Examples of Homeostatic Control Mechanisms

Instructor: Dominic Corsini
Why do people sweat when they run? What do your kidneys really do? This lesson answers those questions through an investigation into homeostatic control mechanisms. A brief summary and quiz are included.

What Is Homeostasis?

Some people love to run. They'll run marathons, half marathons, 10k, and 5k races. Heck, some people just get up and run in the morning without ever feeling the need to enter an actual race. But no matter who the runner is or where someone runs, if you run long enough, you will eventually start to sweat.

Sweating is one example of how our bodies try to maintain homeostasis. Homeostasis is essentially a state of internal balance. It is the term used to describe our bodies controlling their internal conditions to remain stable and constant. When running, our core body temperature rises above the constant 98.6 degrees F we're used to. As a result, we start to sweat in an effort to cool ourselves and maintain that controlled temperature.

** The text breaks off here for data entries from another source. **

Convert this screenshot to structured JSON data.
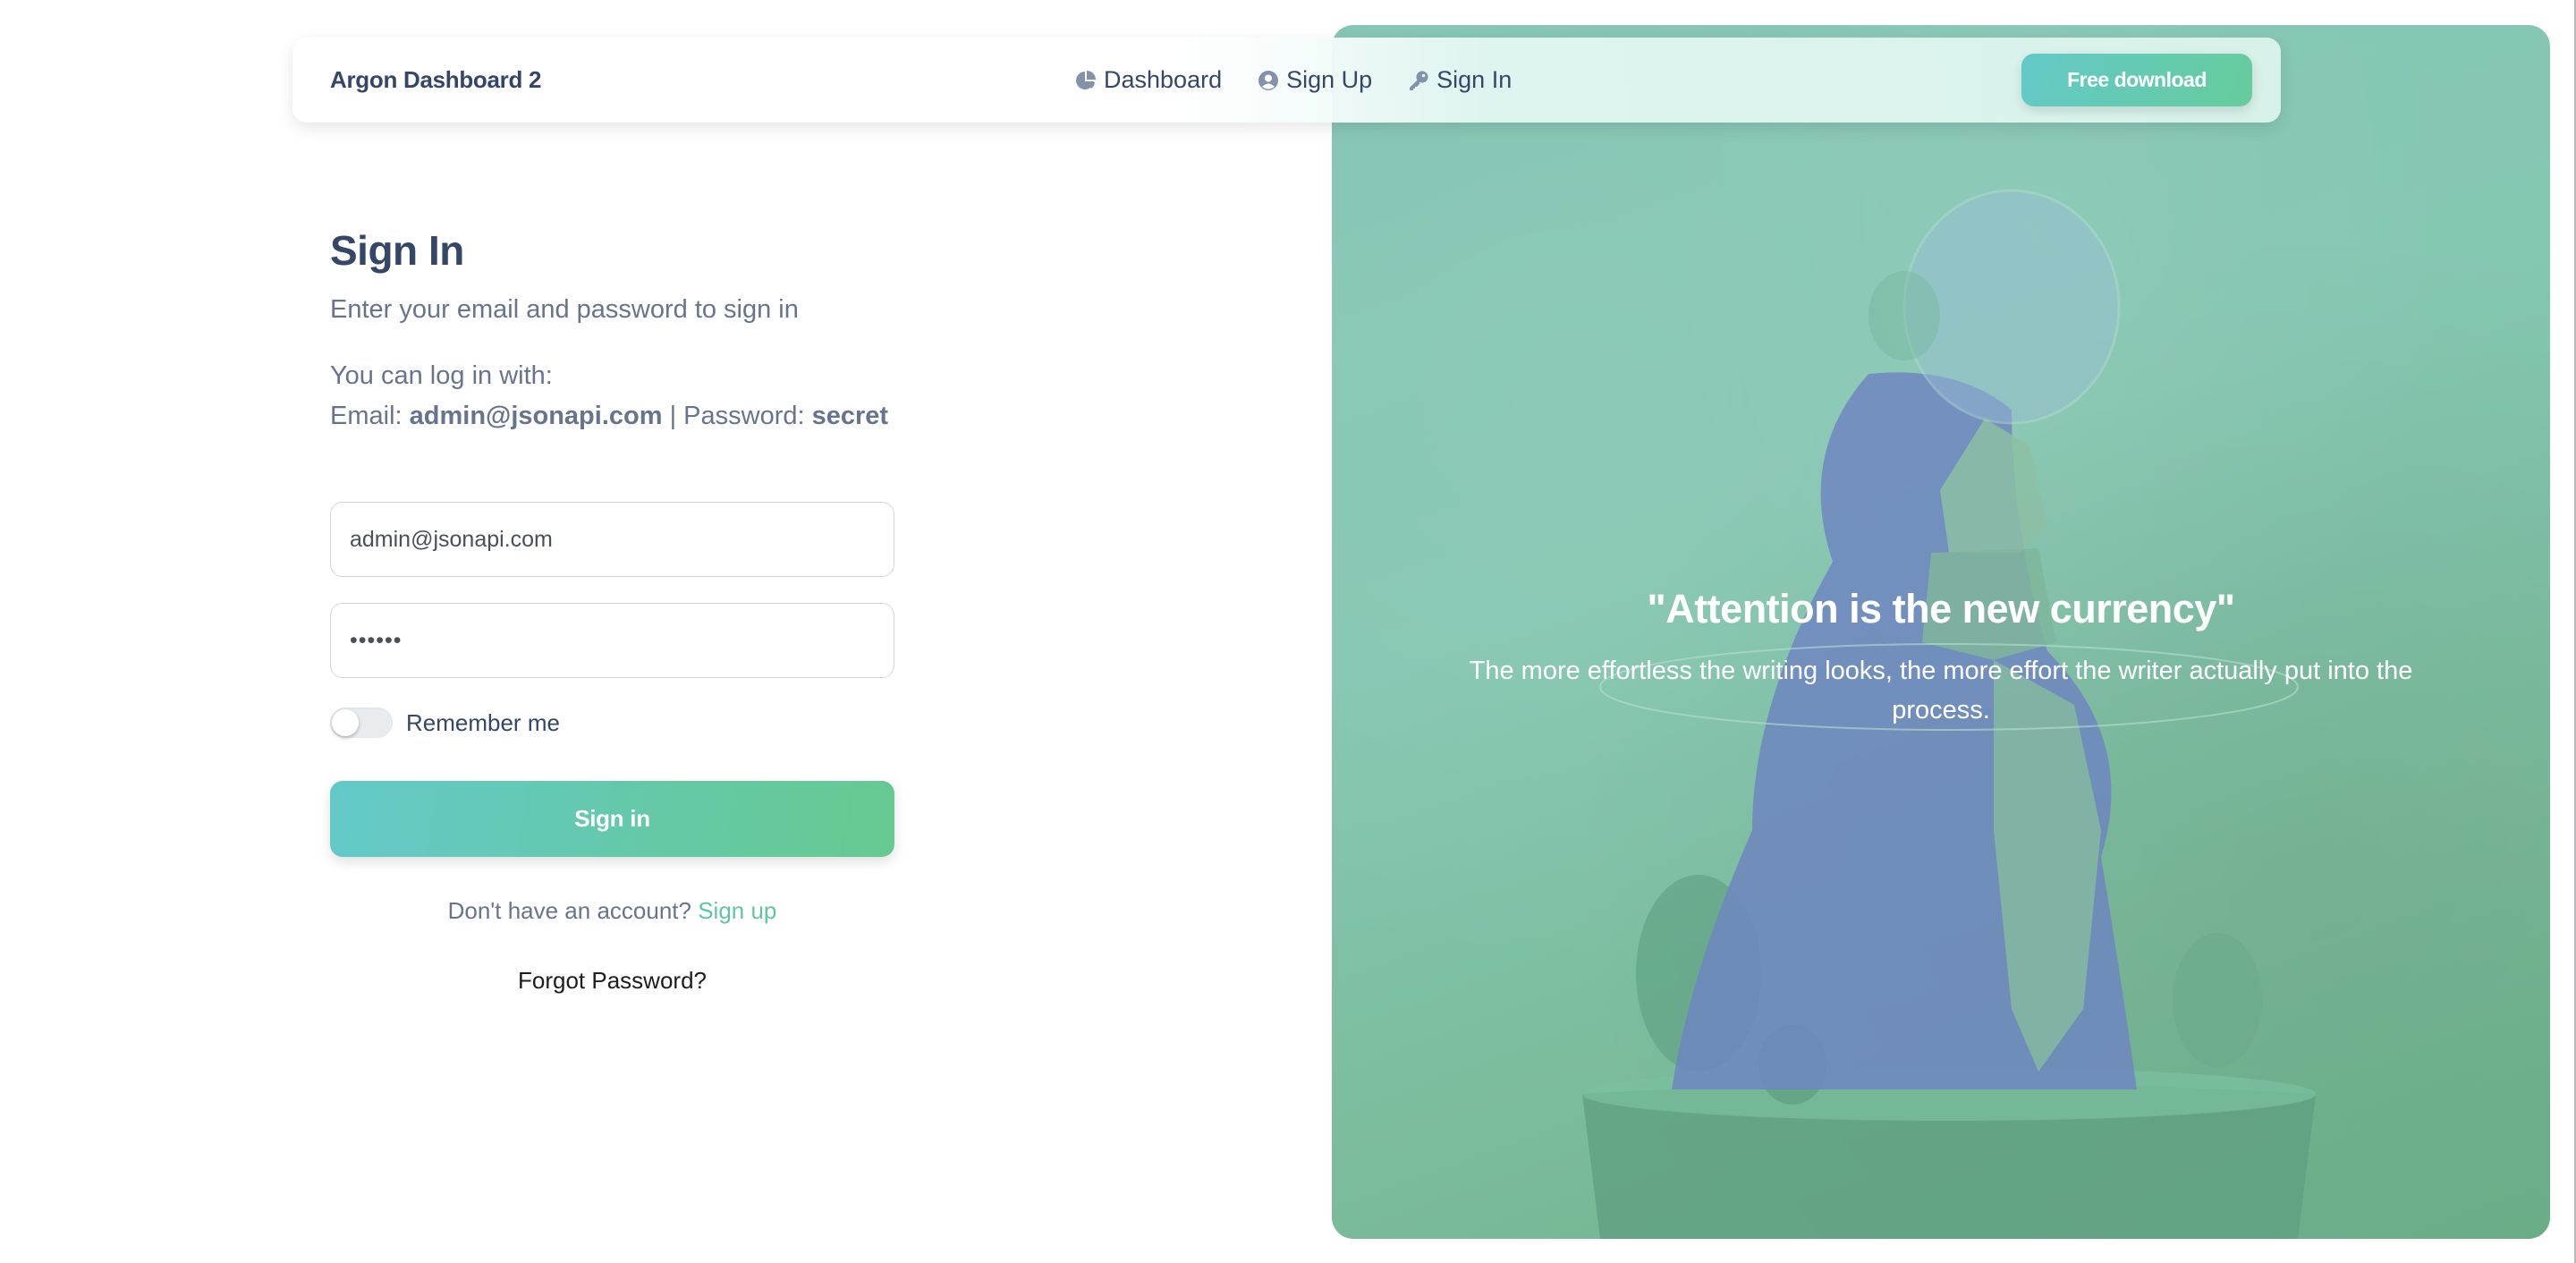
{
  "navbar": {
    "brand": "Argon Dashboard 2",
    "links": [
      {
        "label": "Dashboard",
        "icon": "pie-chart-icon"
      },
      {
        "label": "Sign Up",
        "icon": "user-circle-icon"
      },
      {
        "label": "Sign In",
        "icon": "key-icon"
      }
    ],
    "cta_label": "Free download"
  },
  "form": {
    "title": "Sign In",
    "subtitle": "Enter your email and password to sign in",
    "hint_line1": "You can log in with:",
    "hint_email_label": "Email: ",
    "hint_email_value": "admin@jsonapi.com",
    "hint_separator": " | Password: ",
    "hint_password_value": "secret",
    "email_value": "admin@jsonapi.com",
    "password_value": "••••••",
    "remember_label": "Remember me",
    "remember_checked": false,
    "submit_label": "Sign in",
    "no_account_text": "Don't have an account? ",
    "signup_link": "Sign up",
    "forgot_label": "Forgot Password?"
  },
  "hero": {
    "quote_title": "\"Attention is the new currency\"",
    "quote_body": "The more effortless the writing looks, the more effort the writer actually put into the process."
  },
  "colors": {
    "accent_start": "#63c9c8",
    "accent_end": "#66cc9c",
    "text_dark": "#344767",
    "text_muted": "#67748e",
    "link": "#5fc5a4"
  }
}
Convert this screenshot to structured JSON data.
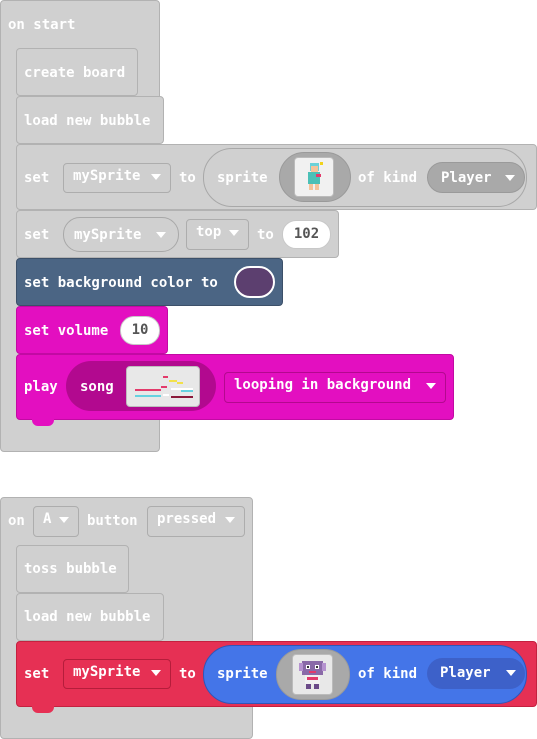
{
  "start_block": {
    "header": "on start",
    "create_board": "create board",
    "load_bubble": "load new bubble",
    "set_sprite": {
      "set": "set",
      "variable": "mySprite",
      "to": "to",
      "sprite": "sprite",
      "of_kind": "of kind",
      "kind": "Player"
    },
    "set_top": {
      "set": "set",
      "variable": "mySprite",
      "property": "top",
      "to": "to",
      "value": "102"
    },
    "background": {
      "label": "set background color to",
      "swatch_color": "#5c3f6f"
    },
    "volume": {
      "label": "set volume",
      "value": "10"
    },
    "play": {
      "play": "play",
      "song": "song",
      "mode": "looping in background"
    }
  },
  "button_block": {
    "on": "on",
    "button_name": "A",
    "button_word": "button",
    "event": "pressed",
    "toss": "toss bubble",
    "load_bubble": "load new bubble",
    "set_sprite": {
      "set": "set",
      "variable": "mySprite",
      "to": "to",
      "sprite": "sprite",
      "of_kind": "of kind",
      "kind": "Player"
    }
  },
  "colors": {
    "looks_grey": "#d0d0d0",
    "scene": "#4b6584",
    "music": "#e30fc0",
    "variables": "#e63054",
    "sprites": "#4475e8"
  }
}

Examples of Homeostatic Control

Our bodies need to maintain homeostasis in order to survive. Therefore, we have several homeostatic control mechanisms in place to help us maintain our good health. We've already discussed sweating to help control our body temperature. Let's add to that regulating blood glucose levels, water and ion regulation, and hormone regulation.

1. The proper maintenance of blood glucose levels (also called blood sugar levels) is crucial to our survival. Regulatory control of these levels belongs to our pancreas. When blood sugar levels get too high, which can be toxic, the pancreas releases insulin, which is a hormone that decreases blood glucose levels to maintain a healthy balance.

2. Another example comes in the form of water and ion regulation, controlled by another vital organ, the kidneys. Kidneys help control the amount of water and ions, such as sodium, in our bodies by filtering our blood. In fact, our two kidneys combine to filter over 100 quarts of blood per day! This amounts to the production of about 1 or 2 quarts of urine, which is excreted from the body as waste.